The Ruth and Bruce Rappaport Faculty of Medicine at Technion Institute of Technology is developing a home test that can rapidly detect the novel coronavirus in less than an hour.
Prof. Naama Geva-Zatorsky and her research team are working to make the method usable as a mass testing kit at workplaces, points of care and households. The test requires only a saliva sample, reagents and a heating device.
The test is done by immersing the saliva sample in a test tube that contains a reactive material and then placing the tube in a heating device. A color change in the material indicates the presence of the coronavirus. “The test is not designed to replace the current conventional method,” added Geva-Zatorsky.

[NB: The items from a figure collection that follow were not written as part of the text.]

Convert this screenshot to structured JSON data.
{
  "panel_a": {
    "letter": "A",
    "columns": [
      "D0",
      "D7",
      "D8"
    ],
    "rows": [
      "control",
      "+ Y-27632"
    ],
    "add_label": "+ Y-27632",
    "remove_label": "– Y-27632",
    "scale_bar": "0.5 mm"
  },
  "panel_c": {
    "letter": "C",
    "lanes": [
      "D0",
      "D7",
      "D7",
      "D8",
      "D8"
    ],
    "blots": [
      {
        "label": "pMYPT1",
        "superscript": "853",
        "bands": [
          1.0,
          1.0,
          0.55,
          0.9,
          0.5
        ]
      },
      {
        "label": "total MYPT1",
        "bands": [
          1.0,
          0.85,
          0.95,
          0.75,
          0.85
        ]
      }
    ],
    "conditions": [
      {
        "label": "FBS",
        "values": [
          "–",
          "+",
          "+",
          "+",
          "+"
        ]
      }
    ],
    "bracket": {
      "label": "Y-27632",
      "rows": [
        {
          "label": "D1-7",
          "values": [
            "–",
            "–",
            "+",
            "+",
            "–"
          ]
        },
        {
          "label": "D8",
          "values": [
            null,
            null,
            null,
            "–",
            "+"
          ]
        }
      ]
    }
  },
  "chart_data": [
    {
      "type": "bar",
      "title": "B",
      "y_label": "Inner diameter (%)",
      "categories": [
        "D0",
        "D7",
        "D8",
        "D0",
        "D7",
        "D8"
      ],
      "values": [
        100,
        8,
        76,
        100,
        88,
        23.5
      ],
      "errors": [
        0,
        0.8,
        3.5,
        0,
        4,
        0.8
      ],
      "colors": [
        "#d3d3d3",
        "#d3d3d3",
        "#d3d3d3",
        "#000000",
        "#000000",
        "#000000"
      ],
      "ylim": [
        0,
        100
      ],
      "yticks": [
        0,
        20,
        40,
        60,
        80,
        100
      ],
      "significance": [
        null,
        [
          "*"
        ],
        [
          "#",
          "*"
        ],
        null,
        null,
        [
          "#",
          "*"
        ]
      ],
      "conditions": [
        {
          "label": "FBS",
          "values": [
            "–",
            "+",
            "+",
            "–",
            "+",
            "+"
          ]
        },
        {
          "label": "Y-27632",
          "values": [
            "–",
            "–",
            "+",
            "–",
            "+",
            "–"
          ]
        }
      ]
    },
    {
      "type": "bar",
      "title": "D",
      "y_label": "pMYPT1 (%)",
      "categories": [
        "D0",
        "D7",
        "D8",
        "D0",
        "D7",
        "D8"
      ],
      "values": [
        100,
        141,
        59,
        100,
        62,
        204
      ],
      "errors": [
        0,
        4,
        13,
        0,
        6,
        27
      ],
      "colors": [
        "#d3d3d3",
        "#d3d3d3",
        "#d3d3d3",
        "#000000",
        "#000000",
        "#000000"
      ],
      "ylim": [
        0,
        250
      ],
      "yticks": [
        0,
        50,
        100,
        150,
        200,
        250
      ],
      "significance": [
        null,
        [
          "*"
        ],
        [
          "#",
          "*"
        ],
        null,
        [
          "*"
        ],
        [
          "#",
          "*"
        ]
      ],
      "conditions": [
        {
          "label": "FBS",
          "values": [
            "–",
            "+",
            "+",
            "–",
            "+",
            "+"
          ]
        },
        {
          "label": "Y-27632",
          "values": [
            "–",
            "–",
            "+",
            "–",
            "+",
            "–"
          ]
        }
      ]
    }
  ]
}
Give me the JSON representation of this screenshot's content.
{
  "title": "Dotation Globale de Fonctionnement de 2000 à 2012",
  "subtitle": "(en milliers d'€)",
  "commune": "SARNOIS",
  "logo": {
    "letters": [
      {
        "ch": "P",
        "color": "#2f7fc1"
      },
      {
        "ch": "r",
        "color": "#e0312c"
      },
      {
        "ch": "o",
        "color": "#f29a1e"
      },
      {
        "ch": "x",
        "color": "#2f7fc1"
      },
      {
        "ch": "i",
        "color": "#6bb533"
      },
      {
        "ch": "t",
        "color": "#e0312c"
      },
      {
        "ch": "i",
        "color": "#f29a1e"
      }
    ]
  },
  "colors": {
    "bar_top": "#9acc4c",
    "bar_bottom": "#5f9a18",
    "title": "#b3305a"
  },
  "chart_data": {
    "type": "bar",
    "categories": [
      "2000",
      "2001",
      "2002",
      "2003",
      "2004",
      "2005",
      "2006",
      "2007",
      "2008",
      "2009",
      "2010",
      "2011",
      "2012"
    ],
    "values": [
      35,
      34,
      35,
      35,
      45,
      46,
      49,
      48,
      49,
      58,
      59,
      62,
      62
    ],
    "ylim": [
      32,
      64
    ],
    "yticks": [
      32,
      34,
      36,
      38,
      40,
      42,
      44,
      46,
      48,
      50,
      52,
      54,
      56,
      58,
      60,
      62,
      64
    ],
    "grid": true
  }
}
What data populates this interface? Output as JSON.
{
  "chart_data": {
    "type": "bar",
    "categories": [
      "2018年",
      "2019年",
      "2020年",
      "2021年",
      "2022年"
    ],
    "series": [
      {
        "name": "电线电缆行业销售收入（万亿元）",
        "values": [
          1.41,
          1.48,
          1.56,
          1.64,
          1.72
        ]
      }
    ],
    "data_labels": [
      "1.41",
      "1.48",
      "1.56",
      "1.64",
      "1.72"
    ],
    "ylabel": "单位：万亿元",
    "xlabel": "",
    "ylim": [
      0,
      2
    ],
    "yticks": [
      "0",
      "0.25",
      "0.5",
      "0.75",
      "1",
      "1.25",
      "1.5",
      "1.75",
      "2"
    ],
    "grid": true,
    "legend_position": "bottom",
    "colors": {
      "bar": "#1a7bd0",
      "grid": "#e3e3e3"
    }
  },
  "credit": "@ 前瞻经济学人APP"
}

The test currently identifies 99% of cases when tested on standard swabs in medium and high concentrations of the virus, but a second test is required when dealing with low concentrations of the virus. “We are now completing the experiments in order to improve sensitivity to the presence of the virus, even in low concentrations,” explained the professor.
Once the test is approved by the Health Ministry, it could be used at entrances to hospitals, nursing homes, airports and drive-through facilities.
“The new test will primarily increase the scale of testing in the community, and will enable the population to be surveyed faster and on a much wider scale,” said Rambam’s Prof. Michal Paul. “The most significant innovation is that the test can be carried out on site, within an hour, eliminating the need to send the saliva to a special lab.”